Independent medical examiners are particularly subject to being called as witnesses if they have reviewed an injury case, and "going to court is part and parcel of the job." The average occupational health nurse might be subpoenaed to testify about a worker’s injury or as keeper of the on-site medical records.
No matter how good a medical profession is the job or how well he or she knows a patient’s case file forward and backward, if he or she is not a good listener and communicator, then the value of that person as a witness is seriously eroded. "One thing I try to stress is for that person to listen to the question that is asked, and listen to it completely before answering, and then to answer the question that was asked — not the question you expect to be ask, or the question you think should be asked," Mangraviti says.
Alan Clark, MD, FACEP, an emergency physician and author, recommends that once the question is answered, stop talking. "Once the deponent makes a complete and short answer, it is critical to remain quiet even if the attorney across the table leans forward as if to say, . . . And?’" he says.
But above all, experts urge, tell the truth. "The single most important piece of advice for the witness is to tell the truth, simply and directly," Mangraviti advises in his seminars for potential witnesses. Witnesses who tell less than the truth or who appear evasive, for whatever reason, are usually exposed and end up being discredited.

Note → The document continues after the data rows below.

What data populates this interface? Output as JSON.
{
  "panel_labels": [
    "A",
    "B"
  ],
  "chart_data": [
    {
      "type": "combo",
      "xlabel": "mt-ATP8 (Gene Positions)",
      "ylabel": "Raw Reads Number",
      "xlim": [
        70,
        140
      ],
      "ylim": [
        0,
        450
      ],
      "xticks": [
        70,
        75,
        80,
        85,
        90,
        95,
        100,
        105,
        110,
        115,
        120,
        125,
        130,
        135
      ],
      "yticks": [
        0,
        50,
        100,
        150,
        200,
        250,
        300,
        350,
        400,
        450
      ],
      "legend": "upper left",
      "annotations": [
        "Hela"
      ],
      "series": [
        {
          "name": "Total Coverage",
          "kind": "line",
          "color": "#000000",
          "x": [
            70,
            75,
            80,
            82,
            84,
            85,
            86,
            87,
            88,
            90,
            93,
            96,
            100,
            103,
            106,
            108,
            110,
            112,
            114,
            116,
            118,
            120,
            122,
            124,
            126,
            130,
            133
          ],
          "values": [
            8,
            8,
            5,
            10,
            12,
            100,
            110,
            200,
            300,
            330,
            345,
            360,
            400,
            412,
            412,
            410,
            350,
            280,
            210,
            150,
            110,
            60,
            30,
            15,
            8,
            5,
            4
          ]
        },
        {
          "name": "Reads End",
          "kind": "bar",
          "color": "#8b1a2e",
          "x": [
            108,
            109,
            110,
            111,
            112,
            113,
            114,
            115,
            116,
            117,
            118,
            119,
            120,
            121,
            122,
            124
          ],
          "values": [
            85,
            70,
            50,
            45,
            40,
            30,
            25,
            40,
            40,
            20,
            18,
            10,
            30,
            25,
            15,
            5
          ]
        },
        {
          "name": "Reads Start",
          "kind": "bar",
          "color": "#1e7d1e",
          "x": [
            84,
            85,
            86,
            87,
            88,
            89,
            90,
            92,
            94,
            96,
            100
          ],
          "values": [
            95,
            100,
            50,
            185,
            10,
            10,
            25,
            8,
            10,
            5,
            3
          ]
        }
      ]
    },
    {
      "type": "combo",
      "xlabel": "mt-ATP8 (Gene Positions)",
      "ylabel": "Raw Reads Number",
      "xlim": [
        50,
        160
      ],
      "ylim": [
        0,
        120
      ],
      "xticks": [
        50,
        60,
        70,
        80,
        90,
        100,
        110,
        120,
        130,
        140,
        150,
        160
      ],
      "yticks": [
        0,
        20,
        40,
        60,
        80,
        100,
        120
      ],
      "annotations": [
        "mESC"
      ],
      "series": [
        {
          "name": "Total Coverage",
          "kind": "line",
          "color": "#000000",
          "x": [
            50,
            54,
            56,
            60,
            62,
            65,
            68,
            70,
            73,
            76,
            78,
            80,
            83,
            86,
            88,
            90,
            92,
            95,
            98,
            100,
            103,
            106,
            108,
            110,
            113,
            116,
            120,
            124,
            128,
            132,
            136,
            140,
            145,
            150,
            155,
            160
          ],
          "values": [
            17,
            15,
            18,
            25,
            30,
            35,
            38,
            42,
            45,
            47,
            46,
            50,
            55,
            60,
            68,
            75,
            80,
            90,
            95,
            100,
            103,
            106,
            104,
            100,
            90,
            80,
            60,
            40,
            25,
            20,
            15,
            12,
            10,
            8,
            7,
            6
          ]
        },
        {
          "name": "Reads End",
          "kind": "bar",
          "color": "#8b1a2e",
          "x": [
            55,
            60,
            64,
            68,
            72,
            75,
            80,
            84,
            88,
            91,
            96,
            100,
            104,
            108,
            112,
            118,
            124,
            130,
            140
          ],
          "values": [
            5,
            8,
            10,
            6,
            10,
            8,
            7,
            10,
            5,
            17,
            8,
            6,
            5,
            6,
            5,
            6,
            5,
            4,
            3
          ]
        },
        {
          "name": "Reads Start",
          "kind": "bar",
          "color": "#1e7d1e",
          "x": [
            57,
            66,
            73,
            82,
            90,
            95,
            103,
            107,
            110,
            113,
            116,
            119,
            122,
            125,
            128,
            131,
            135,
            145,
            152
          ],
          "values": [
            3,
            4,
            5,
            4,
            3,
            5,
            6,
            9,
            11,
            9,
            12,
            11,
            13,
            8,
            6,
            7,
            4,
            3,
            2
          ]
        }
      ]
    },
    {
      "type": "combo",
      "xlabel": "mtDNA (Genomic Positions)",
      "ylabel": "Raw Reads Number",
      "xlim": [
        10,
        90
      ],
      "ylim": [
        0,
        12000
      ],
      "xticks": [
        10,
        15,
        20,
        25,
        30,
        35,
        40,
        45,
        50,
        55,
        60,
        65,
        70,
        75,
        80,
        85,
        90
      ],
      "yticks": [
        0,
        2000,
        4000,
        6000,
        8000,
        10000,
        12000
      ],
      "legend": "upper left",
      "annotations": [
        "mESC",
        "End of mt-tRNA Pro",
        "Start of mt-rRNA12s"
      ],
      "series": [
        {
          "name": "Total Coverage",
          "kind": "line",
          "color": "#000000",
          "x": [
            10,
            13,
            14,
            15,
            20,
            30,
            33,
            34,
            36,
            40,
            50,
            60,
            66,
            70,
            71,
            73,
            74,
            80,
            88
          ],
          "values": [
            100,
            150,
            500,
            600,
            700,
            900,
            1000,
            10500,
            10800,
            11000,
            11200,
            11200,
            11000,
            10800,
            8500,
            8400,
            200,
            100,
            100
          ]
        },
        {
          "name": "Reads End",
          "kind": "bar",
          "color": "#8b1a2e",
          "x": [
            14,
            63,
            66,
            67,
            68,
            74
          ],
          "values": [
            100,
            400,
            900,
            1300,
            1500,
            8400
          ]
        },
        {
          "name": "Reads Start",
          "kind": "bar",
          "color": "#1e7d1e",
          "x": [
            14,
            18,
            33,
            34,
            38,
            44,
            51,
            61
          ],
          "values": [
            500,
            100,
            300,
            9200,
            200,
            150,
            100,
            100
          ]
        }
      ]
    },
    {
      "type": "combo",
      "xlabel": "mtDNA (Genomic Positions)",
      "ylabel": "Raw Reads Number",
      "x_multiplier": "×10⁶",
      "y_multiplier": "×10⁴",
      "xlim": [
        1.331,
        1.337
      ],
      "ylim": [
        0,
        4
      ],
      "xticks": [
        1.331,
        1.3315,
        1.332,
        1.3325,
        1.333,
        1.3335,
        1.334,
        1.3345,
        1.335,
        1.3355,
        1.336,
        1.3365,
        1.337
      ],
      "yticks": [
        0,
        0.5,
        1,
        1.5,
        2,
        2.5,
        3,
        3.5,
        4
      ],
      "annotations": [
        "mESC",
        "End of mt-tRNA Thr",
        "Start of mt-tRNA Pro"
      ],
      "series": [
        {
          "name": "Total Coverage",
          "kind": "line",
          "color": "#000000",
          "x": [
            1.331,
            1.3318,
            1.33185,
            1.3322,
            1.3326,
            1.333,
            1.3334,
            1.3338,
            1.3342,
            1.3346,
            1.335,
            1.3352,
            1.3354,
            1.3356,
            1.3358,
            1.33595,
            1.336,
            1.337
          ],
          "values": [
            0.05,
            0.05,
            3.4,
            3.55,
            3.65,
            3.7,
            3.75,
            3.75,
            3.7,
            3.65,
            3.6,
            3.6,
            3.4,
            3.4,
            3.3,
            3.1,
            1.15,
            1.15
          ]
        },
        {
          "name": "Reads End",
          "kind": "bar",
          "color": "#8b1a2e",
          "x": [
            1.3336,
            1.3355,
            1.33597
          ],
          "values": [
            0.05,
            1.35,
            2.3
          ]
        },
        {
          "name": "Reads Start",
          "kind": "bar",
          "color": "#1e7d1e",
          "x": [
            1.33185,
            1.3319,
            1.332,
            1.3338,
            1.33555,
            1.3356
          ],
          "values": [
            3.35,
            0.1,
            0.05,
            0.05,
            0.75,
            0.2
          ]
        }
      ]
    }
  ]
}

In advising institutional nurses on testifying or giving depositions, Mangraviti offers the following suggestions:
Do: Tell the truth; answer only what you are asked; pause before answering; actively listen to the entire question without interruption; act naturally; avoid slang; know your role in the case; read any documents before you testify about them; dress conservatively; say you don’t know if you don’t know; say you don’t remember if you don’t remember; stay within your area of expertise; and take breaks when needed.
Don’t: Argue with counsel; elaborate, estimate, ramble, exaggerate or guess; interrupt the question; lose your temper; speculate; joke; leave out facts, or purposely forget important information; eat, chew gum, drink, or chew on a pen during a deposition.

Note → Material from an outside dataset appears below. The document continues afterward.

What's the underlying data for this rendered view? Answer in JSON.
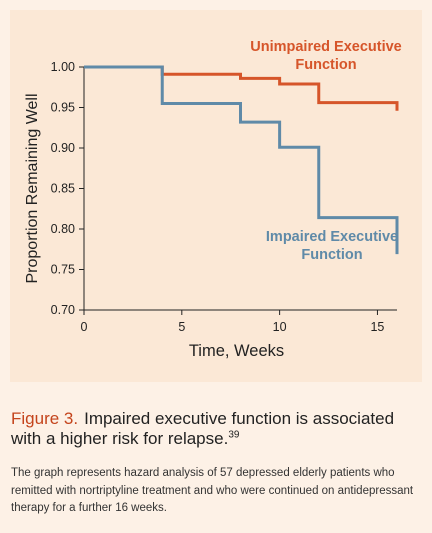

Don’t change patient records
Trying to repair a poorly kept patient record is another mistake to avoid, Mangraviti advises. Witnesses who attempt to hide damaging documents and notes by removing them from their file risk sanctions if caught. To do so "is a serious logical and strategic mistake," he says. "Any attempt by a witness to sanitize his or her file is improper. Such an attempt will frequently make the witness look bad in the eyes of the jury or fact finder," he advises. "A single act of removal of documents from a file can completely destroy the credibility of an expert witness."
"Health care providers are experts at explaining things," says Clark. "That is appropriate when discussing medical care with a patient or family, but in a deposition, too much information can quickly become a liability. The plaintiff’s counsel will ignore any explanation that the defendant uses to try to convince the counsel how wrong he or she is to bring forward a particular lawsuit. The opposition will soak up every word of the deponent in hopes of being able to mold, remanufacture, and feed those words back to the jury at a later time."